Internetapotheken sind verpflichtet, allgemeine Geschäftsbedingungen und ein Impressum auf ihre Seite zu stellen. Fehlt dies – wie beispielsweise bei Goldpharma.com – handelt es sich um keinen seriösen Anbieter. Das Impressum muss den Namen des verantwortlichen Apothekers und der zuständigen Apothekenkammer enthalten. Pflicht ist außerdem, die Nummer einer Hotline anzugeben, die mit pharmazeutischem Fachpersonal besetzt ist. „Verbraucher sollten diese Telefonnummer unbedingt vor dem Einkauf testen“, rät Tawab. „Die telefonische Erreichbarkeit und eine kompetente Beratung müssen gegeben sein. Viele illegale Apotheken geben einfach eine gefälschte Nummer an.“

Vorsicht auch bei Dumpingpreisen: Im Bereich der rezeptpflichtigen Arzneien, die Patienten selbst bezahlen müssen – etwa Potenzmittel – ist auch im Internet nur eine beschränkte Rabattspanne möglich. Preisunterschiede von 50 bis 200 Prozent sind illegal und ein Zeichen dafür, dass man es mit Betrügern und gut möglich gefälschten Medikamenten zu tun hat.

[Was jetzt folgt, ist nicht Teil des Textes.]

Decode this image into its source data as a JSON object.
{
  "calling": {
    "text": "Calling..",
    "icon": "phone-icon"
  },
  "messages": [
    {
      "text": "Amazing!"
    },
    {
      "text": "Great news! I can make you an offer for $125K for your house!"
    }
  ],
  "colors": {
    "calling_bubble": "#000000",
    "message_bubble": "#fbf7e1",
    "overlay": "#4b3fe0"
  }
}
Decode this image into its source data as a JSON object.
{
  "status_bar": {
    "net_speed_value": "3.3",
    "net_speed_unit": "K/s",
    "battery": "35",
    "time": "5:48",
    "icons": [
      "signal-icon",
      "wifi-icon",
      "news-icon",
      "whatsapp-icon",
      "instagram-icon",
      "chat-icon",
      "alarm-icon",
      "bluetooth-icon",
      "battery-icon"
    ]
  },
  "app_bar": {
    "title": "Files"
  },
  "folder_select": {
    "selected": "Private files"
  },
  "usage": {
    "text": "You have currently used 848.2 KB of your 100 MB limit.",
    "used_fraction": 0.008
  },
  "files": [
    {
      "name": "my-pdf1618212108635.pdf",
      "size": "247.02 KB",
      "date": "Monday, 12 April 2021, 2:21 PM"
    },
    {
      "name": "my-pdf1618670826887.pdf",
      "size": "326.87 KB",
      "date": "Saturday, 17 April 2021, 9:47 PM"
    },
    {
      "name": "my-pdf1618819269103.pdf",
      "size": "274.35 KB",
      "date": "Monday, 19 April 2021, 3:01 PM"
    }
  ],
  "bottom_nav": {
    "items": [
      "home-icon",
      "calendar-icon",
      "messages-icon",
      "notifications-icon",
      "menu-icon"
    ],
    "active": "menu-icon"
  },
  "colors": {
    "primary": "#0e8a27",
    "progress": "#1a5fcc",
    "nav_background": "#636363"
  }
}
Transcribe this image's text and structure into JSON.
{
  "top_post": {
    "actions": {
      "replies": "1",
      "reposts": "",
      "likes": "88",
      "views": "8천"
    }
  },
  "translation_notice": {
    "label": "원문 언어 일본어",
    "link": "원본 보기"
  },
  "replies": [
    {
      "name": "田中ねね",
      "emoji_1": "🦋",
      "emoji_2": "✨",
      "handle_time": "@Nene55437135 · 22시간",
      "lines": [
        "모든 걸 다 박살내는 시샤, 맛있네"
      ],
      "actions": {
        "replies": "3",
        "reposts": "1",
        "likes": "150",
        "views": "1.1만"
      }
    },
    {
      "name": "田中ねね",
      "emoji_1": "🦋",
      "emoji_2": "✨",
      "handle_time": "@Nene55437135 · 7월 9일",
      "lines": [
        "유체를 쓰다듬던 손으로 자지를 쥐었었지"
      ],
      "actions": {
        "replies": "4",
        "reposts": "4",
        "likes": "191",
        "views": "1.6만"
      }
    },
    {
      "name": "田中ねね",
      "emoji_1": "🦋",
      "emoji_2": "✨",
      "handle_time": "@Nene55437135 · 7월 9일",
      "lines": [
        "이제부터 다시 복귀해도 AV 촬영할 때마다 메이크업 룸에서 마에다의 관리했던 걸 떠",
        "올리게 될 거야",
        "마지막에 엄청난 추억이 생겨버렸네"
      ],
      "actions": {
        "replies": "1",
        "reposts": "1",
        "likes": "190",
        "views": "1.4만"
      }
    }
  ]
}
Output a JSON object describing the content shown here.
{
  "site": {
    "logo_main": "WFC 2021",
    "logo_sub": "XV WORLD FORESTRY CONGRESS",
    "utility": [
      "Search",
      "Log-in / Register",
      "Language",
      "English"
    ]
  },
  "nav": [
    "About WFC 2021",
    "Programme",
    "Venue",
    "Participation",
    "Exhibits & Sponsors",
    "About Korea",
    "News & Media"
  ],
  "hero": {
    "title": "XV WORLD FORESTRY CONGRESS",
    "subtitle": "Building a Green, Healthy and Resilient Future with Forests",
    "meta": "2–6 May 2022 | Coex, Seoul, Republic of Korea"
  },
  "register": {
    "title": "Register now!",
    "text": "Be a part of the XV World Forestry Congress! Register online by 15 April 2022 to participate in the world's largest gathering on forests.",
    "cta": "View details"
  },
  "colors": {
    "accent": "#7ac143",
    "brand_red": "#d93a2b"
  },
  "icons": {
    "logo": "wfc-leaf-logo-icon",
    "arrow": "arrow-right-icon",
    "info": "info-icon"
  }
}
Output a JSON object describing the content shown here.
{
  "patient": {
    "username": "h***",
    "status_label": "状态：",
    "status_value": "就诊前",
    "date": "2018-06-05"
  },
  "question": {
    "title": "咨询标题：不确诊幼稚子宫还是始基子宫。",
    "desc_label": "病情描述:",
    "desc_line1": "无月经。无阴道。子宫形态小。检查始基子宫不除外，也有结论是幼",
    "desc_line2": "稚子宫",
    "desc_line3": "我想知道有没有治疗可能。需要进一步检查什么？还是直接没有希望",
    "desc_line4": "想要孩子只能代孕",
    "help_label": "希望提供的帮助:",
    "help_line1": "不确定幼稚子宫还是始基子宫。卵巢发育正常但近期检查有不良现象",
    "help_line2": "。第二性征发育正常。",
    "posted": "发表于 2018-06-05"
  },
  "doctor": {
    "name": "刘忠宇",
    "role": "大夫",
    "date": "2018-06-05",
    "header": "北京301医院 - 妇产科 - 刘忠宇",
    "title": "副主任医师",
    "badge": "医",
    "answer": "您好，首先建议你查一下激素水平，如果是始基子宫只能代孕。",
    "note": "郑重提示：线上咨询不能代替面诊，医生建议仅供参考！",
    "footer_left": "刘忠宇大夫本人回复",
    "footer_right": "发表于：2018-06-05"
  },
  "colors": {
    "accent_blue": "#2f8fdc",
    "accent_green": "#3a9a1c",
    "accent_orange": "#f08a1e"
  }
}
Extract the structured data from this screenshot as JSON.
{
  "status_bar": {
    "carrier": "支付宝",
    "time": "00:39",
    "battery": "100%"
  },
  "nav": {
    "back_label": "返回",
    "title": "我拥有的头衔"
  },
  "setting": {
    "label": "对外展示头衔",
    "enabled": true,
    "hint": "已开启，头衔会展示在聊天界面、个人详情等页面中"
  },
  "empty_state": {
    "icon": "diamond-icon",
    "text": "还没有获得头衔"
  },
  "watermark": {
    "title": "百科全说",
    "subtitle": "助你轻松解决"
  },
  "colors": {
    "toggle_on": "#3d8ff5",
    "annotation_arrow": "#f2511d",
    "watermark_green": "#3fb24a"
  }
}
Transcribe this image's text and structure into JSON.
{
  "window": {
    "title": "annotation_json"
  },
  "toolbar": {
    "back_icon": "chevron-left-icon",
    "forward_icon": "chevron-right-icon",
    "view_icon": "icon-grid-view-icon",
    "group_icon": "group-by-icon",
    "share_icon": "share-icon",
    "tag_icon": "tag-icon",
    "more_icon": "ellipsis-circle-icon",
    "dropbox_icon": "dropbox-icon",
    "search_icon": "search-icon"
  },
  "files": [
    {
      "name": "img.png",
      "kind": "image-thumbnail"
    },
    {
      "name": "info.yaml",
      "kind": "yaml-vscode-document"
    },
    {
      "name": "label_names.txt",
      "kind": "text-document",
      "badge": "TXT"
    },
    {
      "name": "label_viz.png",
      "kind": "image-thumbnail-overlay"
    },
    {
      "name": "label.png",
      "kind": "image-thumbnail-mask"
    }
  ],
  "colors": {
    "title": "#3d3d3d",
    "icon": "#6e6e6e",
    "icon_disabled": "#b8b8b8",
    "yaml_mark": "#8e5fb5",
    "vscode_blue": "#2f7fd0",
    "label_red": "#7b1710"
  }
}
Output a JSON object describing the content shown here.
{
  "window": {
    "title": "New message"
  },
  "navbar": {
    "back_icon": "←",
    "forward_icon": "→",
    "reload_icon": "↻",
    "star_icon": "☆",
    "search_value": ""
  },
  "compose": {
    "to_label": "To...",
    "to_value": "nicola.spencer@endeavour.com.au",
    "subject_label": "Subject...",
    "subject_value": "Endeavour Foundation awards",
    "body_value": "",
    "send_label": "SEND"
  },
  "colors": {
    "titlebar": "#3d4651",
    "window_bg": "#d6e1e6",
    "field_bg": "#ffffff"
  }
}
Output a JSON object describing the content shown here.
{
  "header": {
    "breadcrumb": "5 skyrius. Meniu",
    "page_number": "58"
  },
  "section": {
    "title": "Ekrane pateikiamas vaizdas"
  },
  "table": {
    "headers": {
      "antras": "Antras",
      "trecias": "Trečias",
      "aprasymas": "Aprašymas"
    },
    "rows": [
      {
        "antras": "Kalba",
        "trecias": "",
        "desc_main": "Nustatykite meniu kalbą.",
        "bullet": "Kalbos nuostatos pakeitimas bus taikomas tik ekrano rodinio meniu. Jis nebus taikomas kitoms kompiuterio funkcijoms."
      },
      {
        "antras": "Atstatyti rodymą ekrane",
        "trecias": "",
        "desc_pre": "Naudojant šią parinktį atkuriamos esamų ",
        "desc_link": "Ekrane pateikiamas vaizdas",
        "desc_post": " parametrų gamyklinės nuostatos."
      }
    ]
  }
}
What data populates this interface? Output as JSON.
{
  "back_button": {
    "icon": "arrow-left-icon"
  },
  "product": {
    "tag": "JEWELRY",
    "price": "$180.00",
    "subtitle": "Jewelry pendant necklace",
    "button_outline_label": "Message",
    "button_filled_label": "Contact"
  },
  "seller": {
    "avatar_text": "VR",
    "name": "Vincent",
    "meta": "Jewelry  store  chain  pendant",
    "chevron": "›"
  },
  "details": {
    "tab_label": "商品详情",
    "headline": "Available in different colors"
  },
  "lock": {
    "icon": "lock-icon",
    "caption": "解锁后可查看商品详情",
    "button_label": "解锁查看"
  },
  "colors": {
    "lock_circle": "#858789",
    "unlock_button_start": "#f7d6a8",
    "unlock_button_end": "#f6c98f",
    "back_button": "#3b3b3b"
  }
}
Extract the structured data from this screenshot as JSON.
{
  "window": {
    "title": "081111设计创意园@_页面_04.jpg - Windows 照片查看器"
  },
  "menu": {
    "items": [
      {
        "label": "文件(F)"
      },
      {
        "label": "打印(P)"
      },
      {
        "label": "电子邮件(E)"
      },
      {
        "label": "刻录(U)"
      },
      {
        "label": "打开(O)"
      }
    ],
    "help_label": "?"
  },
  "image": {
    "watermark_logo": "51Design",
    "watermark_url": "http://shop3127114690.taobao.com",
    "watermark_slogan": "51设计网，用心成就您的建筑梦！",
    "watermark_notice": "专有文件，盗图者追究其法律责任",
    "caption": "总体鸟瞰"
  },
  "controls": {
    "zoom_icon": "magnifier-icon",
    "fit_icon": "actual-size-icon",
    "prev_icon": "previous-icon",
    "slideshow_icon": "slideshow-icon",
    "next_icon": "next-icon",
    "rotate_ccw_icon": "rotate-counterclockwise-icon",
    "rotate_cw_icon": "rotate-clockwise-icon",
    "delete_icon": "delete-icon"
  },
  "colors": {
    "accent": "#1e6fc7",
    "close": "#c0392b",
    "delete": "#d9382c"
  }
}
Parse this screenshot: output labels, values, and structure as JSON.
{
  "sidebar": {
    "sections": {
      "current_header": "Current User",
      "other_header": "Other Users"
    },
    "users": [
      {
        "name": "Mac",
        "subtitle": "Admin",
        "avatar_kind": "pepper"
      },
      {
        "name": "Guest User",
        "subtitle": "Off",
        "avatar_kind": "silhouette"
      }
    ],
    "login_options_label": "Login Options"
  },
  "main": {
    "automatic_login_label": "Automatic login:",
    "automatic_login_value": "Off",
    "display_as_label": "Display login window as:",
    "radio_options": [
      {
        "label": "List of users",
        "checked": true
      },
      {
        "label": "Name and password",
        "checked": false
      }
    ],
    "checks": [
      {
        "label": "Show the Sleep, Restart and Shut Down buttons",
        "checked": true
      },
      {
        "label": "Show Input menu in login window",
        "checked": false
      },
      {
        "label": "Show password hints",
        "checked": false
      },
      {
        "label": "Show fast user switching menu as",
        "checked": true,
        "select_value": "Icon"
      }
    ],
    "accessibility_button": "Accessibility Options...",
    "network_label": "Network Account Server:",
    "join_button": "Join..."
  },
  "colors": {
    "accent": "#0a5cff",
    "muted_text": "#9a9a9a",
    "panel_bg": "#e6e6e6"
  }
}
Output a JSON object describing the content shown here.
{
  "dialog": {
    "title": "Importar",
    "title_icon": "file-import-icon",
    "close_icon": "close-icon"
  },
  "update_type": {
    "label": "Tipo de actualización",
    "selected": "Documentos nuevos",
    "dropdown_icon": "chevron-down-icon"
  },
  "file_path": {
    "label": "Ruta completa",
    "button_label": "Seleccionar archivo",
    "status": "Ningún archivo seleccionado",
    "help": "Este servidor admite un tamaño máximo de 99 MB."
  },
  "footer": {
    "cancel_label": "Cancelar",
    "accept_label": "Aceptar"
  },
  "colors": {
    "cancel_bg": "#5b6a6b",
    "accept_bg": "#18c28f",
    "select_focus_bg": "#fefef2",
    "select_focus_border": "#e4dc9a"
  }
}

Ein nützlicher Tipp für Verbraucher: Im Auftrag des Bundesgesundheitsministeriums führt das Deutsche Institut für Medizinische Dokumentation und Information (DIMDI) ein Versandapothekenregister, das öffentlich eingesehen werden kann. Mit allen Apotheken, die über eine behördliche Erlaubnis zum Versand von Arzneimitteln verfügen. Das DIMDI verleiht auch ein Sicherheitslogo. Wer auf das Logo klickt, gelangt direkt zum Register.